Dr Okoye advises that you include as much movement as you can into your every day, including getting up after an hour of sitting and moving around to encourage good blood circulation.
There are various factors that put pregnant women at risk for maternal deaths, with blood clotting – also referred to as venous thromboembolism, or VTE – one of the leading causes. “Expectant women are at risk of experiencing blood clots during the pregnancy, at childbirth, or up to three months after delivering their baby,” cautions Dr. Okoye.
During pregnancy, a woman’s oestrogen levels are higher than normal, which increases the chance of developing a clot, and a pregnant woman’s blood contains higher levels of clotting proteins and lower levels of anti-clotting proteins – which is the body’s way of safeguarding against too much blood loss during childbirth.
“Another key issue is restricted movement towards the end of the pregnancy, or if the mother has to undergo bed rest after delivery, especially if she has had a C-section. A C-section is a surgery that could cause some damage to blood vessels, thereby also increasing the risk of a blood clot,” advises Dr. Okoye.
Taking hormone replacement therapy
Hormone replacement therapy (HRT) involves taking hormones to alleviate menopausal symptoms and manage hormonal imbalances. Women undergoing HRT may have an increased risk of thrombosis, particularly if the therapy includes oestrogen. Although the risk of thrombosis with HRT is generally low, it is higher than in women who are not taking hormone therapy.

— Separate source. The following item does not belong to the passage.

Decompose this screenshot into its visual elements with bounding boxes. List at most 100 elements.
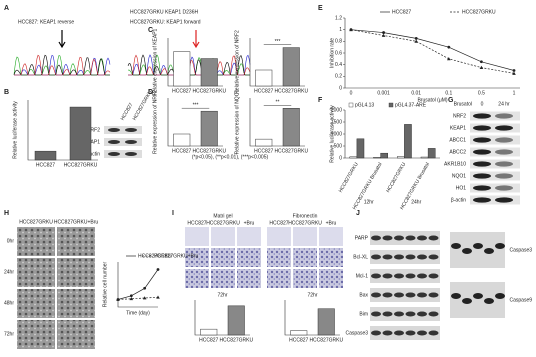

According to a recent health study the consequences of sitting still and watching TV for long periods of time may increase your potential for forming blood clots. The study found that if you spend more than four hours a day watching TV, your chances of developing a fatal blood clot increase by more than 35% compared to those who watch for two and a half hours or less a day. It doesn’t matter whether you’re fit, slim, and do exercise every day – marathon TV sessions are a risky activity.
Being in hospital
It may seem a safe place, but being in the hospital is a major risk factor. This is because patients with decreased mobility due to bedrest or recovery, or who experience blood vessel trauma due to surgery or other serious injury, are more likely to develop blood clots.
“Your medical history and lifestyle habits also play a big role in an increased VTE risk, as do certain medical procedures, such as orthopaedic, urological, and cardiothoracic surgeries,” says Dr. Okoye. Major peripheral vascular, gynaecological, neurosurgery, general surgery – especially involving the abdomen, pelvis, hips, or legs – and, in fact, any surgical procedure with a duration of more than 45 minutes also bears an increased risk.

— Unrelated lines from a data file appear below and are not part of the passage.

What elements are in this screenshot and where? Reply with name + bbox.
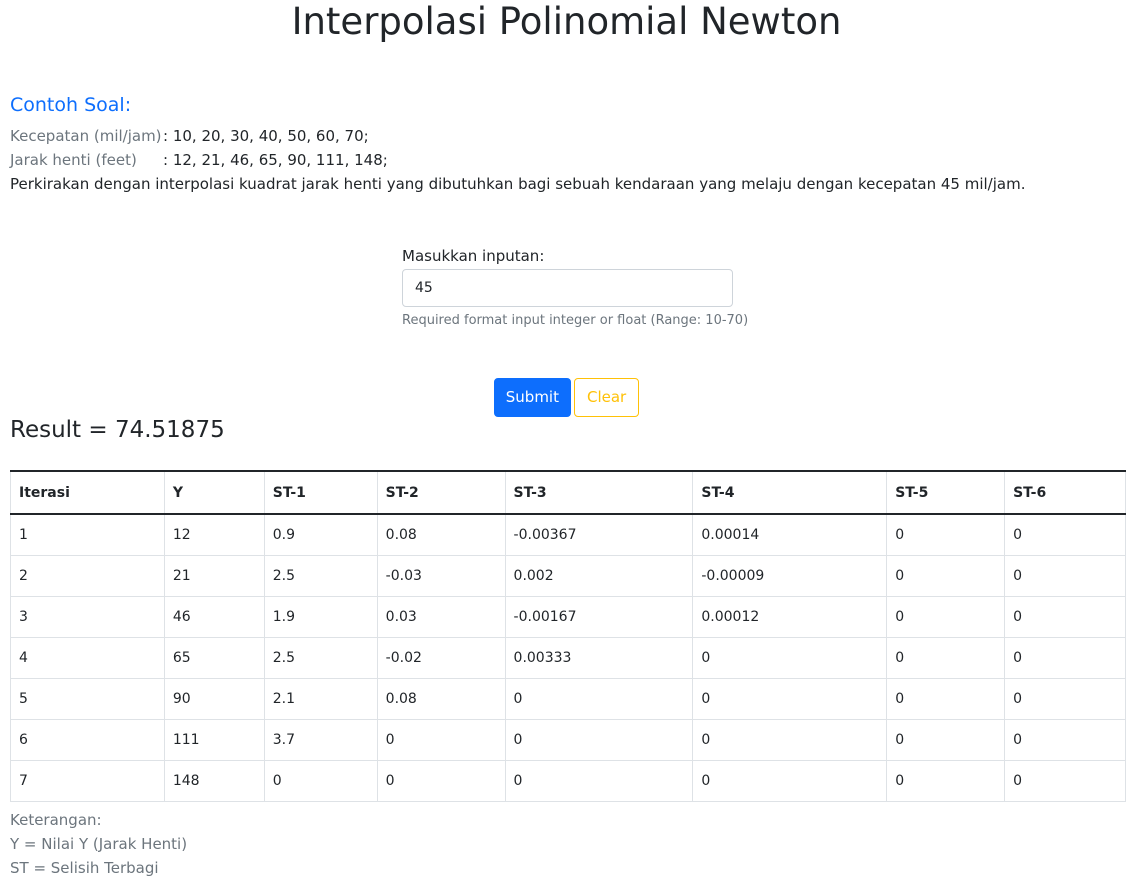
table-cell: 0 [886,637,1006,679]
legend-y-note: Y = Nilai Y (Jarak Henti) [10,835,188,853]
table-cell: 0 [1004,719,1126,761]
distance-line: Jarak henti (feet) : 12, 21, 46, 65, 90, … [10,148,388,172]
table-cell: -0.00367 [504,513,694,556]
table-cell: 0 [886,596,1006,638]
table-cell: 0.03 [376,596,506,638]
table-header-row: Iterasi Y ST-1 ST-2 ST-3 ST-4 ST-5 ST-6 [10,470,1126,515]
table-cell: 0.9 [263,513,378,556]
header-iterasi: Iterasi [10,470,165,515]
submit-button[interactable]: Submit [493,378,571,417]
table-cell: 0 [504,760,694,802]
table-cell: 90 [163,678,265,720]
table-row: 4 65 2.5 -0.02 0.00333 0 0 0 [10,637,1126,679]
table-cell: 1.9 [263,596,378,638]
table-cell: 0 [376,719,506,761]
example-heading: Contoh Soal: [10,94,132,116]
table-cell: -0.00009 [692,555,888,597]
table-cell: 0.00012 [692,596,888,638]
table-cell: 0 [886,678,1006,720]
table-cell: 0 [376,760,506,802]
legend-st-note: ST = Selisih Terbagi [10,859,159,877]
table-cell: 2.1 [263,678,378,720]
table-cell: 46 [163,596,265,638]
table-cell: 111 [163,719,265,761]
divided-difference-table: Iterasi Y ST-1 ST-2 ST-3 ST-4 ST-5 ST-6 … [10,470,1126,802]
table-cell: 0 [1004,596,1126,638]
table-cell: -0.00167 [504,596,694,638]
table-cell: 0 [692,719,888,761]
legend-heading: Keterangan: [10,811,102,829]
table-cell: 21 [163,555,265,597]
page-title: Interpolasi Polinomial Newton [291,0,842,43]
table-cell: 0 [263,760,378,802]
speed-line: Kecepatan (mil/jam): 10, 20, 30, 40, 50,… [10,124,369,148]
table-row: 5 90 2.1 0.08 0 0 0 0 [10,678,1126,720]
table-cell: 0 [692,678,888,720]
table-cell: -0.03 [376,555,506,597]
speed-label: Kecepatan (mil/jam) [10,127,162,145]
table-cell: 65 [163,637,265,679]
header-y: Y [163,470,265,515]
result-text: Result = 74.51875 [10,417,225,443]
table-cell: 0 [504,678,694,720]
table-cell: 5 [10,678,165,720]
table-cell: -0.02 [376,637,506,679]
table-cell: 3 [10,596,165,638]
header-st3: ST-3 [504,470,694,515]
table-cell: 1 [10,513,165,556]
header-st5: ST-5 [886,470,1006,515]
table-cell: 6 [10,719,165,761]
table-cell: 0.08 [376,678,506,720]
speed-values: : 10, 20, 30, 40, 50, 60, 70; [163,127,369,145]
table-row: 2 21 2.5 -0.03 0.002 -0.00009 0 0 [10,555,1126,597]
table-cell: 0 [886,513,1006,556]
table-row: 7 148 0 0 0 0 0 0 [10,760,1126,802]
table-cell: 0 [1004,637,1126,679]
distance-label: Jarak henti (feet) [10,151,137,169]
table-cell: 0 [886,719,1006,761]
table-cell: 12 [163,513,265,556]
speed-input[interactable] [402,269,733,307]
input-label: Masukkan inputan: [402,247,545,265]
header-st1: ST-1 [263,470,378,515]
table-cell: 2.5 [263,637,378,679]
header-st4: ST-4 [692,470,888,515]
table-cell: 0 [886,760,1006,802]
table-cell: 0 [692,637,888,679]
table-cell: 0.002 [504,555,694,597]
clear-button[interactable]: Clear [573,378,640,417]
table-cell: 0 [692,760,888,802]
table-cell: 0 [1004,678,1126,720]
table-cell: 0.00014 [692,513,888,556]
table-cell: 7 [10,760,165,802]
legend: Keterangan: Y = Nilai Y (Jarak Henti) ST… [10,808,187,880]
table-cell: 2.5 [263,555,378,597]
table-cell: 0 [504,719,694,761]
table-cell: 0 [886,555,1006,597]
header-st6: ST-6 [1004,470,1126,515]
table-row: 6 111 3.7 0 0 0 0 0 [10,719,1126,761]
form-actions: Submit Clear [0,378,1133,417]
table-cell: 0 [1004,760,1126,802]
table-cell: 2 [10,555,165,597]
table-cell: 0 [1004,513,1126,556]
input-form: Masukkan inputan: Required format input … [402,244,749,331]
table-row: 3 46 1.9 0.03 -0.00167 0.00012 0 0 [10,596,1126,638]
question-text: Perkirakan dengan interpolasi kuadrat ja… [10,175,1026,193]
table-cell: 148 [163,760,265,802]
distance-values: : 12, 21, 46, 65, 90, 111, 148; [163,151,388,169]
header-st2: ST-2 [376,470,506,515]
table-cell: 3.7 [263,719,378,761]
table-row: 1 12 0.9 0.08 -0.00367 0.00014 0 0 [10,513,1126,556]
table-cell: 0 [1004,555,1126,597]
table-cell: 0.08 [376,513,506,556]
input-help-text: Required format input integer or float (… [402,313,749,328]
table-cell: 4 [10,637,165,679]
table-cell: 0.00333 [504,637,694,679]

Patients with cancer are at increased risk of blood clots in both the veins (VTE) and arteries (ATE). In fact, emerging data shows that cancer patients are at four times higher risk than the general population of developing serious blood clots. It’s a startling fact; but important to know if you or a loved one is undergoing treatment for cancer.
“There are some cancers that are known to have a high risk of developing VTE,” says Dr Okoye. “For instance, with haematological malignancies like lymphomas and multiple myelomas, the risk of developing VTEs is high. The risk is also high for lung cancers, pancreatic cancers, stomach cancers, bowel cancers, and even brain cancers.”
Chemotherapy, a type of cancer treatment that uses one or several drugs in combination, and surgery can additionally damage the walls of your blood vessels, affecting the way they function and making clots more likely.
According to Dr. Okoye, it’s important to note that the occurrence of blood clots is influenced by a combination of factors, including genetics, lifestyle, medical history, and current health status. If you’re in any way concerned about blood clot risks, consult a medical professional who can provide personalised advice and recommendations based on your individual circumstances.